El Heraldo

Afuera odios y rencores

No han podido a través de los años las ciencias de la Psicología y la Psiquiatría establecer cuáles son los porcentajes de la genética, la educación, el entorno cultural y el comportamiento social en el desarrollo de los sentimientos tan altamente negativos en el hombre como lo son el odio, los rencores, la venganza, los resentimientos, la envidia, la soberbia y otros más. Son todos ellos, por desgracia, inherentes al ser humano y en muchísimos millones de casos dominan las actitudes, las posturas y los procedimientos de la comunidad.

La historia está llena de casos globales y particulares y se puede decir con exactitud casi antológica que los grandes desastres, las enormes tragedias de la humanidad se han desencadenado porque este tipo de pasiones ha prevalecido sobre la prudencia, la cautela, la decencia, la templanza y la diplomacia. Nosotros en Colombia lo acabamos de padecer cuando ha transcurrido una campaña presidencial donde reinó, para decirlo en términos absolutos, el odio y el rencor. Infundados casi al ciento por ciento, inventados igualmente, pero sostenidos sobre el templete del egoísmo, de la vanidad, del ego desbordado, del autoritarismo y la arrogancia. Sostenidos en sus vanidades inicuas sobre los pretextos de traición, de falsedad, como si la autonomía de los gobernantes no fuese prácticamente un requisito de las ciencias políticas y como si la obediencia ciega, la humillación fuese el pasaporte para la bendición de la contraparte.

Han transcurrido varias semanas desde las elecciones presidenciales que dejó a Colombia herida y hastiada. Allí, el odio fue el actor principal y el rencor su hermano gemelo. A quienes hicieron de estos antivalores su credo y su espada hay que recordarles la frase de Chesterfield en Cartas a su hijo: “La gente odia a quien le hace sentir su propia inferioridad”. Y todo ese juego aparentemente de luciérnagas pero con fondo de basurero, recobrada la calma, cerrados los escrutinios, pensamos: Colombia podría ser distinta, ¡qué vana ilusión! que podríamos intentar llegar por lo menos a los límites de la cordura, la tolerancia, donde la oposición política fuese altruista y constructora y donde la diferencia de criterios fuese respetada.

¿Es vano pensar en ese país utópico donde reinase la armonía, el disentimiento argumentado, sin pasiones, sin engendros maléficos que todo lo identifican con robo, con hipocresía, con falsedad?
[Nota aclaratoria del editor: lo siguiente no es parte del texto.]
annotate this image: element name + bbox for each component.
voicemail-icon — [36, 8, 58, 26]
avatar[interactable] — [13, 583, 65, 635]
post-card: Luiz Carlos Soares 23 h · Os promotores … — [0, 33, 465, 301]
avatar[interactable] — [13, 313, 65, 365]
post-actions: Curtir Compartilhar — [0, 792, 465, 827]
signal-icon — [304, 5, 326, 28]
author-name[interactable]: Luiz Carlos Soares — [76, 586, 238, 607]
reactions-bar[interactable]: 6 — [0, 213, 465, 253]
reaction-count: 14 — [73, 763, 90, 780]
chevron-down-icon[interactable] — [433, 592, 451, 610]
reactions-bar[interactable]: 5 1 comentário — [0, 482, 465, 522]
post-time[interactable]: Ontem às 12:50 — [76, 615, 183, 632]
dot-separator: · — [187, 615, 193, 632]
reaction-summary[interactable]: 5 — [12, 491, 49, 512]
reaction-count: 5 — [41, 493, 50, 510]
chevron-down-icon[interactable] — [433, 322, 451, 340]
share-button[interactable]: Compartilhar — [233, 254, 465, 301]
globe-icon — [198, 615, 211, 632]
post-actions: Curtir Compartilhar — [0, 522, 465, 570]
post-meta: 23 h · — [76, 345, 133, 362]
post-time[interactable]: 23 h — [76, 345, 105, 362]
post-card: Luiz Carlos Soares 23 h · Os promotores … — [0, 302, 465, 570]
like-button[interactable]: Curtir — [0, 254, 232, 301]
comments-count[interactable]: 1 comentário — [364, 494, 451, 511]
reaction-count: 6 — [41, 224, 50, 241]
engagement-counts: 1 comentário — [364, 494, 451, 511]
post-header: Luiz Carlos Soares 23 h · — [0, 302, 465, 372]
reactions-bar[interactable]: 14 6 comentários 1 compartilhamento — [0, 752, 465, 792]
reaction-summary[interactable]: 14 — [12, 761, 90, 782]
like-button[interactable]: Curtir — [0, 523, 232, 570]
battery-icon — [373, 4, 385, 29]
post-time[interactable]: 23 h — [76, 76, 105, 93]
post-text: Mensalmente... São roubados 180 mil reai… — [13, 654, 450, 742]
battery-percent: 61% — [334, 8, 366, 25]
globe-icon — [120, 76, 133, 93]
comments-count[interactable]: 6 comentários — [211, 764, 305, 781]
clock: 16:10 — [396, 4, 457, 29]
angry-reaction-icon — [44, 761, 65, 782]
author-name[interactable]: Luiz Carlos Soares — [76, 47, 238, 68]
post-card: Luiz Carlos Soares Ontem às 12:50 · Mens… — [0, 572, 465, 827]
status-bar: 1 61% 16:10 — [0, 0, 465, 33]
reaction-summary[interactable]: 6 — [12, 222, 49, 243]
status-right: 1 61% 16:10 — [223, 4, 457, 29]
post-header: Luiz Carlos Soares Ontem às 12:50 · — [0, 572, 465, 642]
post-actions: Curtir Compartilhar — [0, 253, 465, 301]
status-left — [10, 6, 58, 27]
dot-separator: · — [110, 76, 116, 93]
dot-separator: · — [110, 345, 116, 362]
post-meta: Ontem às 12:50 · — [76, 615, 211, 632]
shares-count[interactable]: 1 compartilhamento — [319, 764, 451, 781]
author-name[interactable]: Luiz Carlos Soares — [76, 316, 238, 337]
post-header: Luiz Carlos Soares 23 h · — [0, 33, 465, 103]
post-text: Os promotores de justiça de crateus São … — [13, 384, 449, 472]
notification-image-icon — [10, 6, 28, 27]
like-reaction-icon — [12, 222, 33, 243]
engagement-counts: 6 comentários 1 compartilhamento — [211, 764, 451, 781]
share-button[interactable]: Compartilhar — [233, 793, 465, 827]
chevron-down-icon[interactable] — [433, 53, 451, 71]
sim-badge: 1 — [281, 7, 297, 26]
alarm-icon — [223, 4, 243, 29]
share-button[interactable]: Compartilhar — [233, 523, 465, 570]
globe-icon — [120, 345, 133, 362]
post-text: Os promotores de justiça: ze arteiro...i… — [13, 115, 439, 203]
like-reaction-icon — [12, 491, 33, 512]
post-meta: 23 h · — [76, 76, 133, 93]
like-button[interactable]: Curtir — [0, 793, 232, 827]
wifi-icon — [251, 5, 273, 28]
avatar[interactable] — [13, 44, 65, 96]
Qué hermoso podría ser tener un país donde reine primordialmente la paz, donde la política se haga con base en el viejo criterio sabio de los griegos que la definían como un arte para bien gobernar. Un país donde todos pudieran opinar y ganara en franca lid el mejor, el más preparado, el más meritorio, pero en donde el otro o los otros no fuesen denigrados ni maltratados porque unos estarán arriba hoy y mañana lo estarán los otros. Ese es el juego de la política, el utópico, el idealista, el que nos enseña la historia en solo los textos pero no en las realidades, un país donde una sonrisa desvanezca en segundos la ira y la soberbia fabricada en horas. Donde no haya rencores porque la nobleza se edifica cuando hay una mirada limpia sobre el horizonte y la esperanza. ¡Cómo nos cuesta soñar, pero aun así seguimos intentándolo!